"Mr Speaker, has just informed me that he has news on reliable authority that the SS Waratah has been sighted making slowly towards Durban".
Such was the relief and excitement at the news in Adelaide, the town bells were rung. One can only imagine the contrasting shock and devastation when it was revealed that the liner in question was not the Waratah.
It is generally accepted that the Waratah sank without leaving a trace apart from (allegedly) a deck chair washed up at Coffee Bay. But in the early days of the aftermath of the disaster, there were also reports of bodies drifting on the sea roughly two weeks after the Waratah went missing. The final press comment on the subject was 'they cannot be linked to the Waratah with any certainty'.
The Inquiry had a more in-depth look at the question of Waratah bodies discovered and left drifting:
The master of the "Insizwa" reported sighting four objects floating in the water, 10 miles off the Bashee River mouth. He went on to say that "they looked suspiciously like human bodies", but the sea was too rough for a boat to be lowered to investigate. Even more strangely, two of his officers also confirmed the objects, one of the officers agreeing with the master, the other declining an opinion. (?)
Some of the officers of a second steamer "Tottenham", reported that when she was 20 or 25 miles south of East London, on the same day (as the "Insizwa"), they saw some human bodies in the water. This they reported to the master, who immediately ordered the steamer closer in to investigate and on closer inspection was inclined to deduce that rather than dead bodies, these were the remains of a dead sunfish or whale offal. It was also stated by a witness that there was a whaling station at Durban, where large volumes of offal were set adrift. The court accepted the account of the officers of the "Tottenham", and made a comment that the Waratah must have made good progress beyond East London, beyond the alleged sightings of bodies and succumbed to the fierce storm of 28 July.
Further comment was made that the current is southward and westward, suggesting that bodies would have drifted down-coast from the Bashee River:
"The whole set of the current in that part of the sea is southward and westward, and, on the above-mentioned supposition, any bodies from the "Waratah" would have drifted with it in a direction away from the Bashee River."

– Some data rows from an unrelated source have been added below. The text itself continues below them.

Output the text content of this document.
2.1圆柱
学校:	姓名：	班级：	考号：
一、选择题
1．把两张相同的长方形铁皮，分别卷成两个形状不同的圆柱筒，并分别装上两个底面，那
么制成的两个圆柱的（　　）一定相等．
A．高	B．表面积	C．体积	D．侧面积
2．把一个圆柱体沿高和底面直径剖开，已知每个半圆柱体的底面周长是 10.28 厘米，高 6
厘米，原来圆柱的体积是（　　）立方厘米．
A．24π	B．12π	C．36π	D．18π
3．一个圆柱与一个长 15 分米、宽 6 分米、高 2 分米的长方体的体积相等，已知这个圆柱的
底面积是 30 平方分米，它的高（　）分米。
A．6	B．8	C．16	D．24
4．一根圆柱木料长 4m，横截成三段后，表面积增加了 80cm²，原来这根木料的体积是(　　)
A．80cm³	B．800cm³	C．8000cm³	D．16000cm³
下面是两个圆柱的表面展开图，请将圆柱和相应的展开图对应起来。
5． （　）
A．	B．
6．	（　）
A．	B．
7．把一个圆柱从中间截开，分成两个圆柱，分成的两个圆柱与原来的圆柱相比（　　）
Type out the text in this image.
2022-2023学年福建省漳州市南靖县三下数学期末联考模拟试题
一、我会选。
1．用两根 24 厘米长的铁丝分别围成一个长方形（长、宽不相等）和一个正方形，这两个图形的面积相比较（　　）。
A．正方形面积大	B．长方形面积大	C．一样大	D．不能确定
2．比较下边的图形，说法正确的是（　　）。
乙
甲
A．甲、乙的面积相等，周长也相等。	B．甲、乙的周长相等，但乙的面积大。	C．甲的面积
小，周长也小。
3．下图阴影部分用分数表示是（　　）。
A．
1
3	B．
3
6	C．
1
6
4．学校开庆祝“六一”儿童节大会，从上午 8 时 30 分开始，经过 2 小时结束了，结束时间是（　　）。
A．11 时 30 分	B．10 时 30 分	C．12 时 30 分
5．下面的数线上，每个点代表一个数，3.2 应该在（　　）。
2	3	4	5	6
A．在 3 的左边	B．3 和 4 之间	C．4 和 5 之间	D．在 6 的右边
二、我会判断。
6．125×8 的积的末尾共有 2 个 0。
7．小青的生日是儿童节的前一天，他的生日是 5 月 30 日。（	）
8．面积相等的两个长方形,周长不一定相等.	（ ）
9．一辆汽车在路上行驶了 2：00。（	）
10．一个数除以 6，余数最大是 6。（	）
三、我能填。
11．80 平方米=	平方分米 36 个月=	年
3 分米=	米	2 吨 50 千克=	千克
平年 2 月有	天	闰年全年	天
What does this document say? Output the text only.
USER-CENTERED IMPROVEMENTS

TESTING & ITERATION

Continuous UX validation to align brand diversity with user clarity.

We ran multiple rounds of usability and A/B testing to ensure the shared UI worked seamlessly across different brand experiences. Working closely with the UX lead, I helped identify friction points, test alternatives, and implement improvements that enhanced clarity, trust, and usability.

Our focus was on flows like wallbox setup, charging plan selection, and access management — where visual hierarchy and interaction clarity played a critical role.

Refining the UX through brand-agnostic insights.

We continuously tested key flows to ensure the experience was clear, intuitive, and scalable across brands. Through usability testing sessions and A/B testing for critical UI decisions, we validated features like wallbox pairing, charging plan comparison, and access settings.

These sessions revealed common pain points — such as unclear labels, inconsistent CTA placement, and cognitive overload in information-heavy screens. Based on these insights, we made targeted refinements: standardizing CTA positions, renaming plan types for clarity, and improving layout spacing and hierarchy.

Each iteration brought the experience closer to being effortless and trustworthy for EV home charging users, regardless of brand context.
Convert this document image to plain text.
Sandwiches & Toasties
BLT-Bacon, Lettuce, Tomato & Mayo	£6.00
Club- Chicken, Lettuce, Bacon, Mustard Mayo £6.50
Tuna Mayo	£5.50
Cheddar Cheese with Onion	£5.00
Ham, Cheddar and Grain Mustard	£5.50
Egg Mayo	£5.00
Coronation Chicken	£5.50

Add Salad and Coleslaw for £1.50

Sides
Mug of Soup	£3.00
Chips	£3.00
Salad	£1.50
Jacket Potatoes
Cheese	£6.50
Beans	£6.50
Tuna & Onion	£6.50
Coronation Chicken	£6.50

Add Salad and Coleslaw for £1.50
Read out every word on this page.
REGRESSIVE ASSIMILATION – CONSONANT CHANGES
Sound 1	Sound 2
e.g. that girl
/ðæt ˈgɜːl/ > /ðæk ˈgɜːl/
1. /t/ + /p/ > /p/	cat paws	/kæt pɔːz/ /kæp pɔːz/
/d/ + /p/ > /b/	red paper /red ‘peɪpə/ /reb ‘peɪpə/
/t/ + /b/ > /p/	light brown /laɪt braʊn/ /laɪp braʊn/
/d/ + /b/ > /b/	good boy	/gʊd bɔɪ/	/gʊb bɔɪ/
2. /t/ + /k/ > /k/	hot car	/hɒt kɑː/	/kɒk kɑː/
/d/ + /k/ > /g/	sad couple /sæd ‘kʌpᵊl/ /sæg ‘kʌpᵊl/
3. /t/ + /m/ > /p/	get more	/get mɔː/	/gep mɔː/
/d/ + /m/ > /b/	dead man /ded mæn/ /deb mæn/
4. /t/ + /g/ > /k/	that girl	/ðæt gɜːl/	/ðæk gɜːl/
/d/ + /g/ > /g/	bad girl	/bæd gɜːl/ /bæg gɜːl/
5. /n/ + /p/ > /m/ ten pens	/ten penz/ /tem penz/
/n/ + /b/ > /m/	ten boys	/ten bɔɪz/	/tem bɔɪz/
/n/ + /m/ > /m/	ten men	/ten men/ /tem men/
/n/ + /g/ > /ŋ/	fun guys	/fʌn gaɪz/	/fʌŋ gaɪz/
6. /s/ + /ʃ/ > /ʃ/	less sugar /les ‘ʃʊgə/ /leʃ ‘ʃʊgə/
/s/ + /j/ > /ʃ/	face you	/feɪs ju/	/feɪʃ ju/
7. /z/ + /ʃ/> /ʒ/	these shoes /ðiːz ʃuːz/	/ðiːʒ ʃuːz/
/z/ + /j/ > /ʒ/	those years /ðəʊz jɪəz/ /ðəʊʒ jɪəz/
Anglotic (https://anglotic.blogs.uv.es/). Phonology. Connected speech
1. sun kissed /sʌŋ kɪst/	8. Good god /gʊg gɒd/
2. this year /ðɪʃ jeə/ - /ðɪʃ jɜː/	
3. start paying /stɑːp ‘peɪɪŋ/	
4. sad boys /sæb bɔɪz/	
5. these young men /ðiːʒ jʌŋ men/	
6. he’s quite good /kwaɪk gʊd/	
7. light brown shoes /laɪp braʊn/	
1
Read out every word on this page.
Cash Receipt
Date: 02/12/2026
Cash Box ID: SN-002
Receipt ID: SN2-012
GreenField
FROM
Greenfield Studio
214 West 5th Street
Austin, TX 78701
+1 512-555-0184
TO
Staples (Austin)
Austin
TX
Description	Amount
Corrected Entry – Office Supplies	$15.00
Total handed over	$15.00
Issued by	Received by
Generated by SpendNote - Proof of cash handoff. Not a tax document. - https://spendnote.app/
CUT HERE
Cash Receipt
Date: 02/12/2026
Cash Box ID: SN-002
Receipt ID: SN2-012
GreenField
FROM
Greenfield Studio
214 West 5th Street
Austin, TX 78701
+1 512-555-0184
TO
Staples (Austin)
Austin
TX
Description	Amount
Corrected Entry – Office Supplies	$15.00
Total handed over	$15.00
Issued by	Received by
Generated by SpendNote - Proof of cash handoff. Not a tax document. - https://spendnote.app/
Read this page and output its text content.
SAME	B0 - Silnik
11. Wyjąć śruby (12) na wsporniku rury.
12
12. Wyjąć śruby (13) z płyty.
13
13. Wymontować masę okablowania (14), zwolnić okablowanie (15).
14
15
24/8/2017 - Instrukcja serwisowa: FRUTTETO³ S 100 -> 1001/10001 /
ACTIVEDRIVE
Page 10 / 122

"Even if it be suggested that they had at the time of observation not long risen from the submerged ship, the facts that the latter, if she had foundered would have been lying much further south, and that the set of the current is southward and westward, are still against the possibility of the bodies being where they were said to have been."
The Agulhas Current could very well have carried the bodies to these positions, south west of Cape Hermes, if the Harlow account was true.
Both accounts are interesting in that they were given by experienced officers and masters, familiar with the matters of the sea. It is extraordinary that experienced seamen would confuse bodies with offal, disagree among themselves, and finally make no attempt to recover the objects in order to confirm identification or at least make an attempt to do so. The sea conditions may very well have been too rough for the vessels to stop and recover what was believed to be bodies.
Finally, I can't help thinking about that deck chair washed up at Coffee Bay. If the current sweeps objects southward and westward, it seems more than a leap of faith that the Waratah went down anywhere south of Coffee Bay.
No, my belief is that she went down off Cape Hermes to the north east.